Step 4: Create a rollup index pattern

  1. Log on to the Kibana console.

    For more information, see Log on to the Kibana console.

  2. In the left-side navigation pane, click the Management icon.

    Management icon
  3. In the Kibana area, click Index Patterns.

  4. Optional:Close the About index patterns page.

    Note

    Skip this step if this is not the first time you created an index pattern.

  5. Choose Create index pattern > Rollup index pattern.

    Rollup index pattern
  6. In the Index pattern field, enter an index pattern name such as monitordata-logstash-rollup-1h-1, and then click Next step.

    Index pattern field
  7. From the Time Filter field name drop-down list, select @timestamp.

    Time Filter field name drop-down list
  8. Click Create index pattern.

Step 5: Create a chart for traffic monitoring in the Kibana console

The following procedure demonstrates how to create networkinTraffic and networkoutTraffic charts for the rollup index in the Kibana console.

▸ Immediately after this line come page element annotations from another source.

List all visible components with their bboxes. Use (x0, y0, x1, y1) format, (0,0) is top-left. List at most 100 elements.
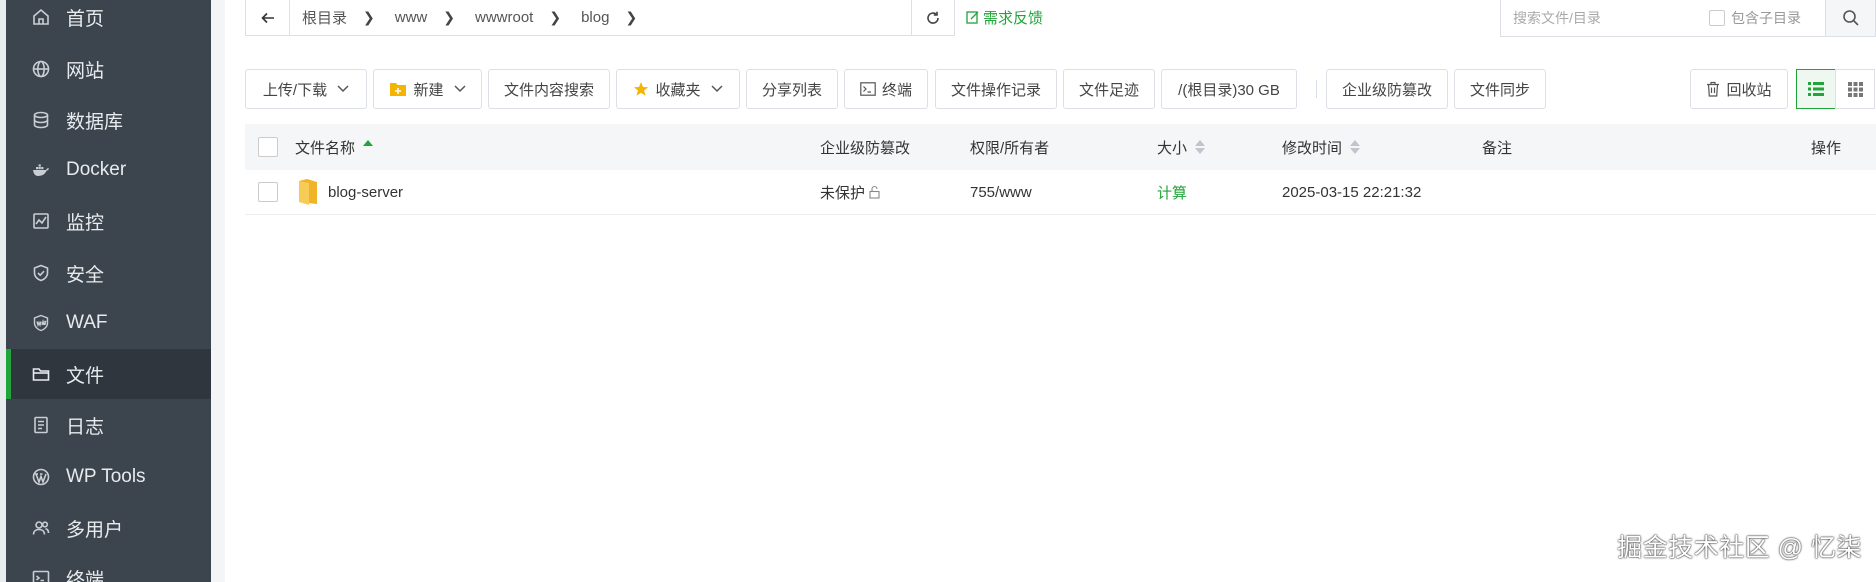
favorites-label: 收藏夹 (655, 81, 701, 99)
breadcrumb-item[interactable]: blog (581, 9, 609, 26)
column-note-label: 备注 (1482, 139, 1513, 157)
breadcrumb-item[interactable]: wwwroot (475, 9, 533, 26)
sidebar-item-label: Docker (66, 159, 127, 180)
database-icon (30, 109, 52, 131)
terminal-button[interactable]: 终端 (844, 69, 928, 109)
recycle-bin-button[interactable]: 回收站 (1690, 69, 1788, 109)
breadcrumb-item[interactable]: www (395, 9, 428, 26)
new-folder-icon (390, 83, 407, 96)
sidebar-item-label: 安全 (66, 264, 105, 286)
file-op-log-button[interactable]: 文件操作记录 (935, 69, 1057, 109)
column-size-label: 大小 (1157, 139, 1188, 157)
sort-icon[interactable] (1195, 140, 1206, 154)
back-button[interactable] (246, 0, 290, 35)
path-bar[interactable]: 根目录 ❯ www ❯ wwwroot ❯ blog ❯ (245, 0, 953, 36)
column-mtime[interactable]: 修改时间 (1282, 137, 1361, 158)
sidebar-item-terminal[interactable]: 终端 (6, 553, 211, 582)
column-action: 操作 (1811, 137, 1841, 158)
select-all-checkbox[interactable] (258, 137, 278, 157)
sidebar-item-label: WP Tools (66, 466, 146, 487)
new-button[interactable]: 新建 (373, 69, 482, 109)
sidebar-item-monitor[interactable]: 监控 (6, 196, 211, 246)
row-permission[interactable]: 755/www (970, 184, 1032, 201)
favorites-button[interactable]: 收藏夹 (616, 69, 740, 109)
column-tamper: 企业级防篡改 (820, 137, 910, 158)
folder-icon (299, 179, 317, 205)
recycle-bin-label: 回收站 (1726, 81, 1772, 99)
content-search-button[interactable]: 文件内容搜索 (488, 69, 610, 109)
checkbox-box[interactable] (1709, 10, 1725, 26)
upload-download-button[interactable]: 上传/下载 (245, 69, 367, 109)
row-name[interactable]: blog-server (298, 178, 403, 206)
column-name-label: 文件名称 (295, 139, 356, 157)
list-view-button[interactable] (1796, 69, 1836, 109)
sidebar-item-waf[interactable]: WAF (6, 298, 211, 348)
search-button[interactable] (1825, 0, 1876, 37)
shield-icon (30, 262, 52, 284)
chevron-down-icon (453, 85, 466, 93)
column-mtime-label: 修改时间 (1282, 139, 1343, 157)
row-size[interactable]: 计算 (1157, 182, 1187, 203)
column-action-label: 操作 (1811, 139, 1842, 157)
share-list-button[interactable]: 分享列表 (746, 69, 838, 109)
checkbox-box[interactable] (258, 182, 278, 202)
file-name[interactable]: blog-server (328, 184, 403, 201)
column-permission: 权限/所有者 (970, 137, 1049, 158)
sidebar-item-files[interactable]: 文件 (6, 349, 211, 399)
grid-view-button[interactable] (1835, 69, 1875, 109)
search-input[interactable] (1501, 3, 1701, 33)
terminal-icon (860, 82, 876, 96)
size-calc-link[interactable]: 计算 (1157, 182, 1187, 203)
file-footprint-button[interactable]: 文件足迹 (1063, 69, 1155, 109)
checkbox-box[interactable] (258, 137, 278, 157)
sidebar-item-label: 多用户 (66, 519, 124, 541)
column-note: 备注 (1482, 137, 1512, 158)
breadcrumb: 根目录 ❯ www ❯ wwwroot ❯ blog ❯ (290, 7, 653, 28)
feedback-link[interactable]: 需求反馈 (965, 6, 1043, 28)
table-header: 文件名称 企业级防篡改 权限/所有者 大小 修改时间 备注 操作 (245, 124, 1876, 170)
column-size[interactable]: 大小 (1157, 137, 1206, 158)
sidebar-item-label: WAF (66, 312, 108, 333)
column-name[interactable]: 文件名称 (295, 137, 374, 158)
sidebar-item-wp-tools[interactable]: WP Tools (6, 452, 211, 502)
file-sync-button[interactable]: 文件同步 (1454, 69, 1546, 109)
toolbar-divider (1316, 80, 1317, 98)
breadcrumb-item[interactable]: 根目录 (302, 7, 347, 28)
grid-view-icon (1847, 81, 1863, 97)
sort-icon[interactable] (363, 140, 374, 154)
sidebar-item-docker[interactable]: Docker (6, 145, 211, 195)
sort-icon[interactable] (1350, 140, 1361, 154)
log-icon (30, 414, 52, 436)
sidebar-item-website[interactable]: 网站 (6, 44, 211, 94)
waf-icon (30, 312, 52, 334)
sidebar-item-logs[interactable]: 日志 (6, 400, 211, 450)
sidebar-item-label: 日志 (66, 416, 105, 438)
sidebar-item-home[interactable]: 首页 (6, 0, 211, 42)
tamper-proof-button[interactable]: 企业级防篡改 (1326, 69, 1448, 109)
users-icon (30, 517, 52, 539)
row-tamper[interactable]: 未保护 (820, 182, 882, 203)
chevron-right-icon: ❯ (363, 9, 375, 25)
refresh-button[interactable] (911, 0, 955, 36)
permission-value: 755/www (970, 183, 1032, 201)
terminal-label: 终端 (881, 81, 912, 99)
sidebar-item-database[interactable]: 数据库 (6, 95, 211, 145)
sidebar-item-security[interactable]: 安全 (6, 248, 211, 298)
include-subdir-checkbox[interactable]: 包含子目录 (1709, 8, 1801, 28)
globe-icon (30, 58, 52, 80)
trash-icon (1707, 81, 1720, 97)
column-permission-label: 权限/所有者 (970, 139, 1050, 157)
feedback-label: 需求反馈 (983, 9, 1044, 27)
sidebar-item-multi-user[interactable]: 多用户 (6, 503, 211, 553)
upload-download-label: 上传/下载 (262, 81, 328, 99)
row-checkbox[interactable] (258, 182, 278, 202)
star-icon (634, 82, 649, 96)
sidebar-item-label: 网站 (66, 60, 105, 82)
sidebar-item-label: 文件 (66, 365, 105, 387)
table-row[interactable]: blog-server 未保护 755/www 计算 2025-03-15 22… (245, 170, 1876, 215)
search-icon (1842, 10, 1859, 26)
chevron-down-icon (710, 85, 723, 93)
share-list-label: 分享列表 (761, 81, 822, 99)
terminal-icon (30, 567, 52, 582)
disk-usage-button[interactable]: /(根目录)30 GB (1161, 69, 1297, 109)
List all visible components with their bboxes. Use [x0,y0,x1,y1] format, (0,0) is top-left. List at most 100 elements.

  1. Log on to the Kibana console.

    For more information, see Log on to the Kibana console.

  2. Create a line chart.

    1. In the left-side navigation pane, click the Visualize icon.

      Visualize icon
    2. Click Create new visualization.

    3. In the New Visualization dialog box that appears, click Line.

    4. In the index pattern list, click the created rollup index pattern.

  3. Specify parameters in Metrics and Buckets.

    1. In the Metrics section, click Y-axis drop-down arrow.

    2. Specify Y-axis parameters.

      Parameter

      Description

      Aggregation

      Set the parameter value to Sum.

      Field

      Set the parameter value to networkinTraffic or networkoutTraffic.

      Custom label

      Enter a custom Y-axis label.

    3. In the Buckets section, choose Add > X-axis.

    4. Specify X-axis parameters.

      Parameter

      Description

      Aggregation

      Set the parameter value to date_histogram defined for group in Step 1: Create a rollup job.

      Field

      Set the parameter value to @timestamp.

      Minimum interval

      The default value is the aggregation time granularity defined in the rollup job. The value must be an integer multiple of the rollup interval, such as 2h or 3h.

    5. Click the Apply Changes icon icon.

  4. In the top navigation bar, click Save.

  5. Create a gauge chart in the same way.

Step 6: Create a traffic monitoring dashboard in the Kibana console

  1. In the Kibana console, click the Dashboard icon in the left-side navigation pane.

    Dashboard icon
  2. Click Create new dashboard.

  3. In the top navigation bar, click Add.

  4. On the Add panels page, click the chart configured in Step 5.

  5. Close the Add panels page. In the top navigation bar, click Save.

  6. Modify the dashboard name and click Confirm Save.

    After the dashboard configuration is saved, you can view the dashboard.

  7. Click + Add filter, select a filter item, configure the filter conditions, and click Save.